Selanjutnya, beberapa vaksin Marburg eksperimental sedang dikembangkan, yang semuanya telah menunjukkan hasil yang menjanjikan dalam penelitian pada monyet. Para peneliti tertarik untuk menguji vaksin ini di tengah wabah saat ini, menurut laporan berita dari Nature. Namun, uji coba vaksin yang berhasil tidak mungkin terjadi karena tanggapan karantina yang cepat dan efektif dapat mengakhiri wabah bahkan sebelum vaksin dapat diberikan, pejabat dan ilmuwan WHO dilaporkan mencatat dalam pertemuan hari Selasa.
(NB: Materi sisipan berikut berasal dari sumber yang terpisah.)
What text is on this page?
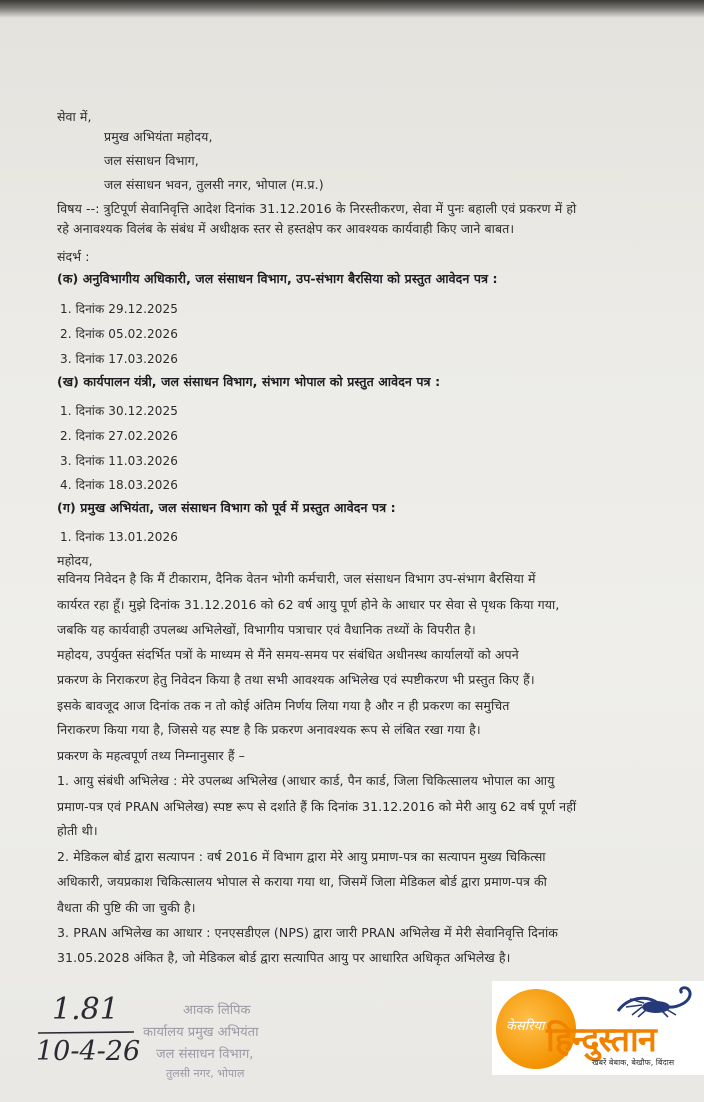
सेवा में,
प्रमुख अभियंता महोदय,
जल संसाधन विभाग,
जल संसाधन भवन, तुलसी नगर, भोपाल (म.प्र.)
विषय --: त्रुटिपूर्ण सेवानिवृत्ति आदेश दिनांक 31.12.2016 के निरस्तीकरण, सेवा में पुनः बहाली एवं प्रकरण में हो
रहे अनावश्यक विलंब के संबंध में अधीक्षक स्तर से हस्तक्षेप कर आवश्यक कार्यवाही किए जाने बाबत।
संदर्भ :
(क) अनुविभागीय अधिकारी, जल संसाधन विभाग, उप-संभाग बैरसिया को प्रस्तुत आवेदन पत्र :
1. दिनांक 29.12.2025
2. दिनांक 05.02.2026
3. दिनांक 17.03.2026
(ख) कार्यपालन यंत्री, जल संसाधन विभाग, संभाग भोपाल को प्रस्तुत आवेदन पत्र :
1. दिनांक 30.12.2025
2. दिनांक 27.02.2026
3. दिनांक 11.03.2026
4. दिनांक 18.03.2026
(ग) प्रमुख अभियंता, जल संसाधन विभाग को पूर्व में प्रस्तुत आवेदन पत्र :
1. दिनांक 13.01.2026
महोदय,
सविनय निवेदन है कि मैं टीकाराम, दैनिक वेतन भोगी कर्मचारी, जल संसाधन विभाग उप-संभाग बैरसिया में
कार्यरत रहा हूँ। मुझे दिनांक 31.12.2016 को 62 वर्ष आयु पूर्ण होने के आधार पर सेवा से पृथक किया गया,
जबकि यह कार्यवाही उपलब्ध अभिलेखों, विभागीय पत्राचार एवं वैधानिक तथ्यों के विपरीत है।
महोदय, उपर्युक्त संदर्भित पत्रों के माध्यम से मैंने समय-समय पर संबंधित अधीनस्थ कार्यालयों को अपने
प्रकरण के निराकरण हेतु निवेदन किया है तथा सभी आवश्यक अभिलेख एवं स्पष्टीकरण भी प्रस्तुत किए हैं।
इसके बावजूद आज दिनांक तक न तो कोई अंतिम निर्णय लिया गया है और न ही प्रकरण का समुचित
निराकरण किया गया है, जिससे यह स्पष्ट है कि प्रकरण अनावश्यक रूप से लंबित रखा गया है।
प्रकरण के महत्वपूर्ण तथ्य निम्नानुसार हैं –
1. आयु संबंधी अभिलेख : मेरे उपलब्ध अभिलेख (आधार कार्ड, पैन कार्ड, जिला चिकित्सालय भोपाल का आयु
प्रमाण-पत्र एवं PRAN अभिलेख) स्पष्ट रूप से दर्शाते हैं कि दिनांक 31.12.2016 को मेरी आयु 62 वर्ष पूर्ण नहीं
होती थी।
2. मेडिकल बोर्ड द्वारा सत्यापन : वर्ष 2016 में विभाग द्वारा मेरे आयु प्रमाण-पत्र का सत्यापन मुख्य चिकित्सा
अधिकारी, जयप्रकाश चिकित्सालय भोपाल से कराया गया था, जिसमें जिला मेडिकल बोर्ड द्वारा प्रमाण-पत्र की
वैधता की पुष्टि की जा चुकी है।
3. PRAN अभिलेख का आधार : एनएसडीएल (NPS) द्वारा जारी PRAN अभिलेख में मेरी सेवानिवृत्ति दिनांक
31.05.2028 अंकित है, जो मेडिकल बोर्ड द्वारा सत्यापित आयु पर आधारित अधिकृत अभिलेख है।
1.81
10-4-26
आवक लिपिक
कार्यालय प्रमुख अभियंता
जल संसाधन विभाग,
तुलसी नगर, भोपाल
केसरिया हिन्दुस्तान
खबरें बेबाक, बेखौफ, बिंदास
“Saya tidak bisa cukup menekankan perlunya kecepatan,” kata John Edmunds, seorang ahli epidemiologi Universitas London, pada pertemuan WHO, menurut Nature. “Itu pedang bermata dua, bukan? Ini kabar baik bagi kesehatan masyarakat dan masyarakat Guinea Khatulistiwa, tetapi mungkin kabar buruk bagi sains.”

Jika WHO memilih untuk menyetujui uji coba vaksin manusia dalam wabah saat ini, badan tersebut akan memutuskan mana dari lima kandidat vaksin yang akan diuji. Bahkan jika wabah khusus ini tidak menawarkan kesempatan yang cukup untuk uji penuh kemanjuran vaksin, uji coba parsial masih dapat memberikan data yang berguna.